The swarms of Gluttony and Wrath will end us before the elves have made even half their way to us.”
Signi rapped Tyr’s helm to rouse him and continued, “But you should not fear, my husband, for the very power that the elves used to bring forth their demon purging weapon is that which we utilize now for this ritual.
Using the power of the Veinheld, we may forge a path into the realm of the gods, and though we may not be able to wake them from their slumber, it is certain that you shall at the least be able to tap into the vast well of their divine might. Certainly enough to fend against the demons.”
“But what guarantee is there?” said Tyr.
Signi had told him of this ritual beforehand, and though he had zero understanding of the magical theory and concepts behind it, the effects, he understood and now grappled with. The ritual would use the throne, the master control of the Veinheld, and siphon off the vast majority of the Veinheld’s power, draining the World Vein in order to tap into a previously never before seen power using Tyr’s immensely durable and earth connected body as a conduit,
Thus, Tyr would receive any power the ritual tapped into, which in this case would be a connection forged with the slumbering gods. With the might of the gods, demons would be of little issue. The matter was simply that should the ritual fail, then the Veinheld, the main power source that fueled the war golems and mountain defenses that kept the Triforge from falling to Wrath and Gluttony would shut down, and that would doom his people to extinction.
Though, in a way, it would still be one last message against the demons, for the only reason they besieged the mountains so was to tap into the Veinheld themselves.

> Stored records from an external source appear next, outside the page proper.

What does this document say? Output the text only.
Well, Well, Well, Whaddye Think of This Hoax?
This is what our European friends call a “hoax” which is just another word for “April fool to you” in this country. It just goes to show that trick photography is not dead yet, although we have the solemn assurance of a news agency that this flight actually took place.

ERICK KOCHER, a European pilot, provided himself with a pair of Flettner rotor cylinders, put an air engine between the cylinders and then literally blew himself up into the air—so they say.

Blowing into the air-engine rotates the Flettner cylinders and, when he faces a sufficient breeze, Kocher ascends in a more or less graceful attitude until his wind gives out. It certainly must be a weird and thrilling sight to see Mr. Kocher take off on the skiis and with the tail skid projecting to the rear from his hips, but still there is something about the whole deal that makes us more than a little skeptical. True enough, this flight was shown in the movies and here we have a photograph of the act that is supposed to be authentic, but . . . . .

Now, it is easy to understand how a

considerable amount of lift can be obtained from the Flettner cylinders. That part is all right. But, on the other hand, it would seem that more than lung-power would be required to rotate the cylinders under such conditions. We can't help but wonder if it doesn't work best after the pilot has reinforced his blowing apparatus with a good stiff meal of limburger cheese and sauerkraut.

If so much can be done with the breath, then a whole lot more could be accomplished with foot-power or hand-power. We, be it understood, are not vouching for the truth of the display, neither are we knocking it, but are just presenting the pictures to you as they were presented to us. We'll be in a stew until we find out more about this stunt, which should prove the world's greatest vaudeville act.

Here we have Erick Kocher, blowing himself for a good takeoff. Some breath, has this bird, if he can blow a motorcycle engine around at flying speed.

“I myself did not believe the ritual’s efficacy. After all, the gods have slumbered since the very first Darkening, and though we may practice their magic, it is precious rare that any have ever heard their voices,” said Signi. “You know how much of a skeptic I am. I believe only that which mine eyes see. But I have seen, and I believe.
This ritual is formula of the Chronicler, the very being who allowed the elves themselves to find their own salvation.”